If you have an interest in agave spirits, you have to schedule a tasting at Mezonte. Pedro Jiménez is one of the world’s foremost experts on agave spirits and you will thoroughly enjoy his talks. Mezonte is more of a classroom with Mezcal that is only open a few hours a day if at all. It is best to make reservations. If you want to hang out at a Mezcal bar, head over to Pare de Sufrir.
If you want to get a beer, Patan Alehouse is the first place to hit. Peter Brown is one block further down and Casa Trapiche (Cerveceria Colima) is three more. That is a pretty good Guadalajara pub crawl.
Romea is Guadalajara’s favorite wine bar.

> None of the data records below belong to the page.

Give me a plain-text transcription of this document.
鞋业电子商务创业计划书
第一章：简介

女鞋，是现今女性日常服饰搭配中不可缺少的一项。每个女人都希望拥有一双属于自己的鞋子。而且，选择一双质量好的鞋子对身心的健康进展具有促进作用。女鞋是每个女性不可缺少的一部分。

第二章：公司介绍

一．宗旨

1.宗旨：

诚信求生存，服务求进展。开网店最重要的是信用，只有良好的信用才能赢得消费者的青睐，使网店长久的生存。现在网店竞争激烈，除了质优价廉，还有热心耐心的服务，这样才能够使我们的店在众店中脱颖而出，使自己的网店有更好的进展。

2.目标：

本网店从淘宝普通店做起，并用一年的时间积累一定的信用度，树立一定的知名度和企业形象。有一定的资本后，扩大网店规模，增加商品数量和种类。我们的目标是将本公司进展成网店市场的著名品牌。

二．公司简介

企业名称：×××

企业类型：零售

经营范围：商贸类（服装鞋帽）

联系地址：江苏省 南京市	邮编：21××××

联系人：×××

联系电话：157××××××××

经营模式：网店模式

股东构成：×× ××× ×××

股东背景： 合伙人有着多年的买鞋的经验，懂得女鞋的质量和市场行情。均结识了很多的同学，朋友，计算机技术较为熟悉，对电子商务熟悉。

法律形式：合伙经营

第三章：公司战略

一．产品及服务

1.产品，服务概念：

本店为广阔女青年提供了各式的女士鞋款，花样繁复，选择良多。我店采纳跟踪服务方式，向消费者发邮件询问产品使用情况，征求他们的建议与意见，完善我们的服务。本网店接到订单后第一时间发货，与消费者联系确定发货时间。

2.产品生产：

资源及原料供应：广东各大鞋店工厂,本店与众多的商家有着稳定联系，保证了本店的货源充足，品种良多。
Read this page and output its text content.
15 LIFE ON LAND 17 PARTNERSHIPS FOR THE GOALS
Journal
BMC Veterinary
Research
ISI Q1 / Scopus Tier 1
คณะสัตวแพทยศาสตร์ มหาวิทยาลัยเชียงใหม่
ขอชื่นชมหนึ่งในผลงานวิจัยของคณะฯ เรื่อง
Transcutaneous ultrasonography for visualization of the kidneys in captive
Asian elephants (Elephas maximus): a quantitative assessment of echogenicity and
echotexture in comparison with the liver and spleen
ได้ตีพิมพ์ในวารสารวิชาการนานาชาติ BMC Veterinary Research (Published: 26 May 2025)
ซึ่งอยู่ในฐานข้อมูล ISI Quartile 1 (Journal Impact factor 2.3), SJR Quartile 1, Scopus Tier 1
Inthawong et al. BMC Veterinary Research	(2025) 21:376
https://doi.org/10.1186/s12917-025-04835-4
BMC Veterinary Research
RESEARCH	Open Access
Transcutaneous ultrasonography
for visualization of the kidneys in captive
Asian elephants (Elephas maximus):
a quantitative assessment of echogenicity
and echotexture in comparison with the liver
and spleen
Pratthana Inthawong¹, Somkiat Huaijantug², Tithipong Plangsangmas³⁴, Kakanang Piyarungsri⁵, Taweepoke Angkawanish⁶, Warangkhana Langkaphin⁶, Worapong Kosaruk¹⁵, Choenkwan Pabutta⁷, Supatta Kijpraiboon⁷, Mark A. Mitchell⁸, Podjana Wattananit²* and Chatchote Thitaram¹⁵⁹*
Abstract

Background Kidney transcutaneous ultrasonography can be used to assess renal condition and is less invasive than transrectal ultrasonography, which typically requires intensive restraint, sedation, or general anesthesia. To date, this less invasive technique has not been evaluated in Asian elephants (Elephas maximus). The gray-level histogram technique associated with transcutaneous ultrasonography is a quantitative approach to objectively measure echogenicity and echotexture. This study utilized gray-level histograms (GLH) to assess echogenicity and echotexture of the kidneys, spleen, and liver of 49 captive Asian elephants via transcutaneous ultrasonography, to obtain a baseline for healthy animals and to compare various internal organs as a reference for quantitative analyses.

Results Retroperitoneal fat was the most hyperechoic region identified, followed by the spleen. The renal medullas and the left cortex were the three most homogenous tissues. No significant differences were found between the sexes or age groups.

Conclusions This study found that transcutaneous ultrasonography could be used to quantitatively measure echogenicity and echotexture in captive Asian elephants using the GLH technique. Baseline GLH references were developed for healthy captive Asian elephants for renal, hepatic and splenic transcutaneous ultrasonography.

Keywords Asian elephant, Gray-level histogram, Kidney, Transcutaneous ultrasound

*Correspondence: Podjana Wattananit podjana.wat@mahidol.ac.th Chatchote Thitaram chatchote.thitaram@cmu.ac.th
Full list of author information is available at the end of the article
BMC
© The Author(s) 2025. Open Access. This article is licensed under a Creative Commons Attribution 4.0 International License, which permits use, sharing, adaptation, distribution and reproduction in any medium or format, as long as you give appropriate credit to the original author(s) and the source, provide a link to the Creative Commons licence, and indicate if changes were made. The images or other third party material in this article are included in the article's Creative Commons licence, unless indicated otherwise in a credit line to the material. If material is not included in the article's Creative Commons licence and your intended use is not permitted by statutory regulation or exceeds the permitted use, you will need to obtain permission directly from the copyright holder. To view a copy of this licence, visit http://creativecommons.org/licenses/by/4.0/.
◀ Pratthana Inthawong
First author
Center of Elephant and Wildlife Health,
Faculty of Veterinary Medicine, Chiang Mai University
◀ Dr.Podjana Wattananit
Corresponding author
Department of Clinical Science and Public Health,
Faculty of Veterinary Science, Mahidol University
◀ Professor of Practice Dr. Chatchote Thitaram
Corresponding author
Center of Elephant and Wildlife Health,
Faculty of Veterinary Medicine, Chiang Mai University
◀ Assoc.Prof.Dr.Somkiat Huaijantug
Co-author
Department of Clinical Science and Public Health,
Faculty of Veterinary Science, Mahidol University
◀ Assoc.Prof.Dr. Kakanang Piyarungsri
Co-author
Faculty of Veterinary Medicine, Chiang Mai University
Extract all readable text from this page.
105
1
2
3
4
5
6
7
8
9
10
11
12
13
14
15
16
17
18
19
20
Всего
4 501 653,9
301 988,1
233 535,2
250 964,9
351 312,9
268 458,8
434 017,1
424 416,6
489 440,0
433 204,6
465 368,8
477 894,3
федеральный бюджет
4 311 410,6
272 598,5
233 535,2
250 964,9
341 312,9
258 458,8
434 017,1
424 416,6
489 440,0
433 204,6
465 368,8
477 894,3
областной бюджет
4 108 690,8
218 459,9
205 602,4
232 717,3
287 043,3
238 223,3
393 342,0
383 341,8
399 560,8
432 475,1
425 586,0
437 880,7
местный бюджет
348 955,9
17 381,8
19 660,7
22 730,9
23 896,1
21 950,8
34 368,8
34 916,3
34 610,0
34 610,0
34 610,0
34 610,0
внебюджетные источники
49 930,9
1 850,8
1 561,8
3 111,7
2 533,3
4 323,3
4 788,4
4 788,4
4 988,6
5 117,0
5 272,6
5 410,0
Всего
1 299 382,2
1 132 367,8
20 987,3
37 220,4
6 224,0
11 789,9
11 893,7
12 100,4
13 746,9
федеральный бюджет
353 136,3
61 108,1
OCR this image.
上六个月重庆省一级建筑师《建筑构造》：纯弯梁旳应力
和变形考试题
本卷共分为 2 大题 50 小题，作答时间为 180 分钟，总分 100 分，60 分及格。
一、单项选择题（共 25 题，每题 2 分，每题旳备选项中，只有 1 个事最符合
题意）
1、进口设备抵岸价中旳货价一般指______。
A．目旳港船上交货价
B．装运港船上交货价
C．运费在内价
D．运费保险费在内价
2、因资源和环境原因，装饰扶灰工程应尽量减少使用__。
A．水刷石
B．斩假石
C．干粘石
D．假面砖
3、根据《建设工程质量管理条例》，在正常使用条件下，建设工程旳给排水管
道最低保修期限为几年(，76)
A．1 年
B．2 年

There is no shortage of great coffee to be found in the Colonia Americana Guadalajara. RinTinTin Cafe has amazing coffee and some of the best baked goods you can find. I got an espresso at El Terrible Juan that completely changed how I taste espresso and sent me on the hunt for coffee with floral notes. Neretta Café is a micro-roaster and also has great gelato. Laboratorio Singular has a great selection of international origins and the owner is buddies with my favorite coffee in San Diego, Bird Rock Coffee Roasters. I really enjoy the patio at El Vago Imperial. Gabinete is by one of the partners of palReal and serves Cafe Estelar. palReal has a little location, palRealito, with just coffee at Vía Libertad (what used to be called Mercado Mexico).
And then there is Fitzroy Espresso Bar. They bring in baristas and coffee from the best coffee shops in Mexico to throw parties and stage events. Their breakfast menu is awesome, the property is a classic, and they have a secret tequila bar upstairs. El Gallo Altanero is a speakeasy-like patio with one of the best selections of fine tequilas you can find. They stress quality over quantity and love to highlight small, local brands that make tequila as it was made in the old days. The tequila cocktails are pretty spectacular as well.
There are more buildings, restaurants, and coffee shops than I could ever mention in just one article. These are some of my favorites. Let me know in the comments what your favorites are.